Assume $x\in\mathbb{R}^n$. We denote $2$-norm of a vector as $||x||_2$ meaning: $$||x||_2=\left(\sum_{i=1}^n{|x_i|^2}\right)^{\frac{1}{2}}.$$ Also assume $A\in \mathbb{R}^{n\times n}$. Denote $2$-norm of a matrix as $||A||_2$ meaning: $$||A||_2=\underset{||x||_2=1}{\,\,\text{ max }\,\,} ||Ax||_2=\sqrt{\rho(A^TA)}=\sqrt{\rho(AA^T)}=\sigma_1(A),$$ Which $\rho(A^TA)$ is the maximum eigenvalue of $A^TA$ and its square root is the maximum singular value of $A$ or $A^T$.

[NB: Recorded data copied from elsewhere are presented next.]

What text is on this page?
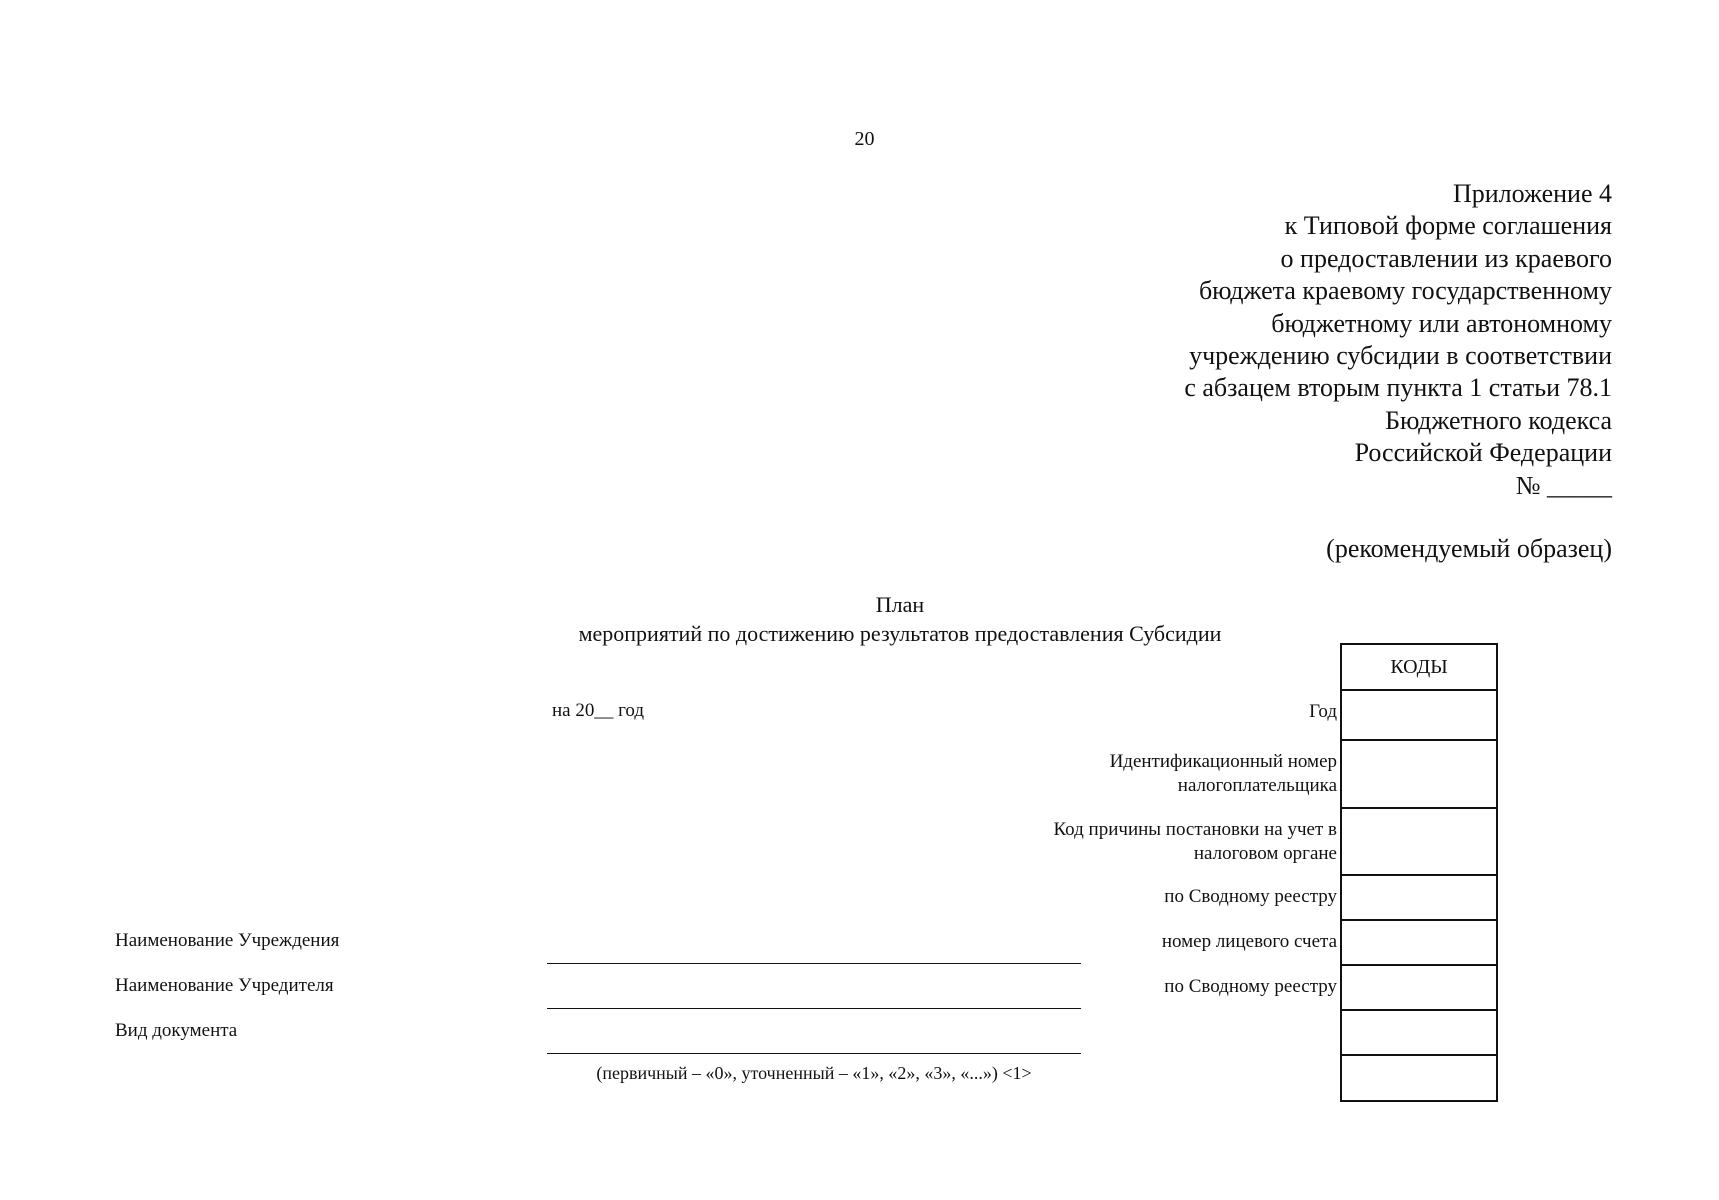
20
Приложение 4
к Типовой форме соглашения
о предоставлении из краевого
бюджета краевому государственному
бюджетному или автономному
учреждению субсидии в соответствии
с абзацем вторым пункта 1 статьи 78.1
Бюджетного кодекса
Российской Федерации
№ _____
(рекомендуемый образец)
План
мероприятий по достижению результатов предоставления Субсидии
на 20__ год	Год
Идентификационный номер налогоплательщика
Код причины постановки на учет в налоговом органе
по Сводному реестру
номер лицевого счета
по Сводному реестру
КОДЫ
Наименование Учреждения
Наименование Учредителя
Вид документа
(первичный – «0», уточненный – «1», «2», «3», «...») <1>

Now for $x,y\in \mathbb{R}^n$ show $$||yx^T||_2=||y||_2||x||_2.$$
My try: $$ yx^T= \begin{bmatrix} y_1\\y_2\\\vdots\\y_n \end{bmatrix} \begin{bmatrix} x_1 & x_2 & \dots & x_n \end{bmatrix} =\begin{bmatrix} y_1x_1 & y_1x_2 & \dots & y_1x_n\\ y_2x_1 & y_2x_2 & \dots & y_2x_n\\ \vdots & \vdots & \ddots & \vdots\\ y_nx_1 & y_nx_2 & \dots & y_nx_n\\ \end{bmatrix}.$$ So we should find $2$-norm of this matrix. Also: $$||y||_2||x||_2=\sqrt{(y_1^2+y_2^2+\dots y_n^2)(x_1^2+x_2^2+\dots x_n^2)}.$$ But I couldn't find out how to connect these. I tried to calculate $||yx^T||_2$ by multiplying it to a vector with $2$-norm equal to $1$ and finding the maximum $2$-norm, but it wasn't helpful.
Any help or hint is immensely valuable to me!